Alaydrus mengatakan, lahan RSUD dr Haulussy sudah dalam pe­nguasaan Pemprov Maluku. Karena itu, pemprov harus membayar ganti rugi kepada yang berhak.

“Besaran nilai itu telah ditetapkan berdasarkan hasil appraisal. Setelah penetapan nilai maka kami buat akta notaris. Setelah akta notaris itu di­buat proses pembayaran yang dila­ku­kan oleh Badan Pengelola Keua­ngan dan Aset Daerah,” terangnya.

Ditanya apakah dalam putusan pengadilan itu ada perintah mem­bayar Alaydrus enggan menjelas­kan.
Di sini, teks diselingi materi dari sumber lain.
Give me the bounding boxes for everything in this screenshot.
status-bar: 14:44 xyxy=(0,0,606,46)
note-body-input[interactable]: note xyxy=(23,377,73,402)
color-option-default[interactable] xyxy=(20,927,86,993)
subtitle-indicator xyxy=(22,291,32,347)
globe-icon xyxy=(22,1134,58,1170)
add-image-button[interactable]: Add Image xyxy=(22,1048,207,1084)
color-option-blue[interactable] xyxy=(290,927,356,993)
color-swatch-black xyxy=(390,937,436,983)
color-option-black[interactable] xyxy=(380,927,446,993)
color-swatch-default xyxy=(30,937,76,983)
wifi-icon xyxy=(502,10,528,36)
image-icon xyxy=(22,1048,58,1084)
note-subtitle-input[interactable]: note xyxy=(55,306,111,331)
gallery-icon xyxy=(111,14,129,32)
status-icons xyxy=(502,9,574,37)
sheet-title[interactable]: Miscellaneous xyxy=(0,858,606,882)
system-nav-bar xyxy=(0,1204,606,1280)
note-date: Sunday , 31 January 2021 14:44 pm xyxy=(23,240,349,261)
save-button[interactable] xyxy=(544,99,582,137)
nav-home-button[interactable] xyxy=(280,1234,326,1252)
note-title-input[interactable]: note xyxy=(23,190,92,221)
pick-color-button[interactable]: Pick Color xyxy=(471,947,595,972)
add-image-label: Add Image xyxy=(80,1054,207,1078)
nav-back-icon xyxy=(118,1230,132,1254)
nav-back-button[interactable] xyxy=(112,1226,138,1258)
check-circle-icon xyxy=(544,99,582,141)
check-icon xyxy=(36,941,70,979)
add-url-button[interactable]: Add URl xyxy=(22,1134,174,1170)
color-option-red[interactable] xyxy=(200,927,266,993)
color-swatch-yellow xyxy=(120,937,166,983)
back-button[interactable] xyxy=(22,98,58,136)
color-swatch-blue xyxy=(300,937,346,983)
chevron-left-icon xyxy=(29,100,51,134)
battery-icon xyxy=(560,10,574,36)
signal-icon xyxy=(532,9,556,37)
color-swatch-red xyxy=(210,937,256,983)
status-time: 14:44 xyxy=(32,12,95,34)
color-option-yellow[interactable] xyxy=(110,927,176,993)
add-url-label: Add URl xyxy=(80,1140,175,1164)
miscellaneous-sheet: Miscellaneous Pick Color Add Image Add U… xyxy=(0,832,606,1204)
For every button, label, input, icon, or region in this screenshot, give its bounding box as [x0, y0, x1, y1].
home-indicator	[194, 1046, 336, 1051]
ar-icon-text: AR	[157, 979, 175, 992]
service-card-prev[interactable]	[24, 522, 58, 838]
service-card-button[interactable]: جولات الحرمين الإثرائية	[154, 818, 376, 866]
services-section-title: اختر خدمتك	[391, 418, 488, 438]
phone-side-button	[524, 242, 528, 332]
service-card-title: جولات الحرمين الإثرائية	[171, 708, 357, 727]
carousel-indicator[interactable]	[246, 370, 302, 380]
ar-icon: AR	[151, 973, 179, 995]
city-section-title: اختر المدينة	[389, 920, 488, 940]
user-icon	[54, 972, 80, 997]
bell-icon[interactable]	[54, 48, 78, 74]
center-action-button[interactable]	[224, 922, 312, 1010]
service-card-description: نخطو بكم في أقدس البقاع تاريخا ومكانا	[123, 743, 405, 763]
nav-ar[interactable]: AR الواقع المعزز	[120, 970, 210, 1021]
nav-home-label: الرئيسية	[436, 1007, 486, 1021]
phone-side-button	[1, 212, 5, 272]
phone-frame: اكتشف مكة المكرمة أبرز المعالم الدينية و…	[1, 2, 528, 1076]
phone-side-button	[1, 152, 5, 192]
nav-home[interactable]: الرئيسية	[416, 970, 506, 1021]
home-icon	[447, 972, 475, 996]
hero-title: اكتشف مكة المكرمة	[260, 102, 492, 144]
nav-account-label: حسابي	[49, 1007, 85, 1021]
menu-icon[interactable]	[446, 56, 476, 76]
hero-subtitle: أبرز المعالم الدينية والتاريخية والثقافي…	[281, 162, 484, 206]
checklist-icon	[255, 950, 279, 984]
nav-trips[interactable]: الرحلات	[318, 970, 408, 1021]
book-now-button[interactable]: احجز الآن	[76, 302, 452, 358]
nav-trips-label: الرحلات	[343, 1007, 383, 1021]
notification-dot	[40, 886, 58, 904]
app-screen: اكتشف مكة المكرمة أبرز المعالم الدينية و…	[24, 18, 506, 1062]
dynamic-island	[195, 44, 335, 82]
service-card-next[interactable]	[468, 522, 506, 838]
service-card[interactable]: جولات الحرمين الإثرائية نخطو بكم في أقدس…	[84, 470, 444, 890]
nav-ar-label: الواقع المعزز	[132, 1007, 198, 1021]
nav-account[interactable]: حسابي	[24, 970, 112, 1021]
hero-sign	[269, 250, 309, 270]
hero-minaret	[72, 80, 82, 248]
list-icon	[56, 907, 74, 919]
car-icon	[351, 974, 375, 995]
Ia hanya mengatakan, putusan banding Pengadilan Tinggi Ambon Nomor 18/Pdt/2011/PT yang memba­talkan putusan tingkat pertama Nomor 38/Pdt.G/2009/Pengadilan Negeri Ambon, menjadi dasar untuk pembayaran.

“Dasar pembayaran ya itu, diberi­kan kepada yang berhak karena dia punya dan kami (pemerintah) me­nguasai apa yang menjadi milik dia dan kewajiban pemerintah memberi­kan ganti rugi,” tandas Alaydrus.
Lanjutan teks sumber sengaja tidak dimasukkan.